Friday, 1 March 2013

The Modern Pig Crofter

Crofting times have changed.  The days when a croft was a small west Highland farm which supported a cow, a few sheep, a field or two of potatoes and some cereals, and hardly made its tenant a living, are well and truly over.  Crofting is now serious big business, and Hughie MacLachlan is out front leading the way.  This revolution is reflected in the modern crofter's presentation - in Hughie's case, a new, blue pickup, a matching blue woolly hat advertising Scotch Lamb (why not pig?), and very fetching, blue-tinted sunglasses.

Historically, crofters have always had more than one job - the croft, a parcel of land far too small to support a family, was the landlords' invention to force their tenants to work for them.  But the modern crofter is now working for himself, and operating on an international level.  Hughie is pictured here clinching a deal on a huge consignment of household coal, and he has interests in timber, construction, abattoirs (rumours that the horse meat scandal originated here on West Ardnamurchan have been strenuously denied), and transport. 

The other morning the Diary was swept up in this revolution, being summoned to assist in moving Hughie's pigs.  Thrilled that Ormsaigbeg's burgeoning swine population was about to be reduced, assistance was generously given.  But first the Diary had to watch a masterclass in how to move pigs - compare this with a recent effort by another crofter, link here.

Merely by rattling a plastic bucket containing a few pig nuts, and talking to them nicely, Betsy and Bobby meekly followed their master up the field to the road and, without so much as a look to one side, calmly loaded themselves onto the trailer.

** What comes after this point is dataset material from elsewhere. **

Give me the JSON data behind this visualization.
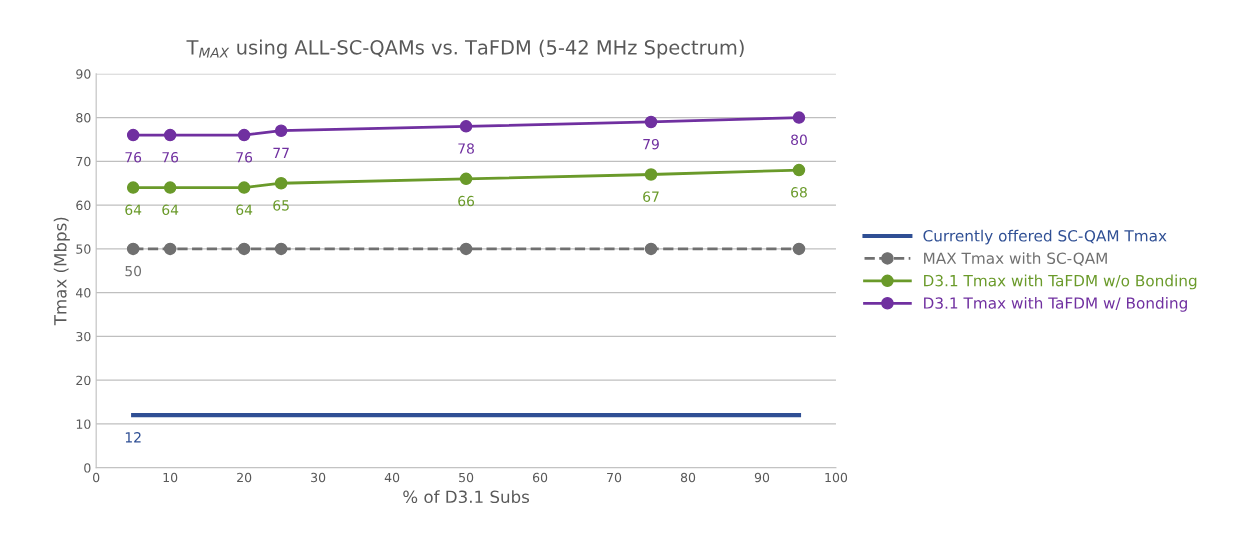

However, readers will understand the Diary's disgust when the trailer only took the pigs a few hundred metres down the road to a neighbouring Ormsaigbeg croft, where a boggy section of a field needs clearing as part of a modernisation drive by another crofting family.  Hughie even had the gall to ask for assistance in laying out the electric fence, and then left the Diary to get on with the job when his mobile phone rang to summon him back to his depot to deal with a coal delivery which had just arrived.

The fence erected (largely by the Diary), Betsy and Bobby, in a very orderly fashion, disembarked from the trailer into their new enclosure.  Evidence of the rising efficiency of this operation is that the trailer will now be left in the field for the pigs to bunk down in, a huge improvement on the old and cold oil tank.  This also enables rapid movement of the pigs from one job to the next.

A new generation of young business people may be driving crofting forward, but Ormsaigbeg is left with a bleak future.  Betsy's piglets are due shortly.  Angie John estimates that his three sows will produce about fifteen piglets each.  This means that, very shortly, we will have over sixty pigs in Ormsaigbeg, a ratio of about six pigs to each human or, to put it an even more alarming way, in the event of a mass break-out, sixty pigs eating the Diary's front garden.

It may be a grim prospect for us, but big farming interests down south need to be warned: your days are numbered.  The West Ardnamurchan crofter has arrived on the agri-business scene.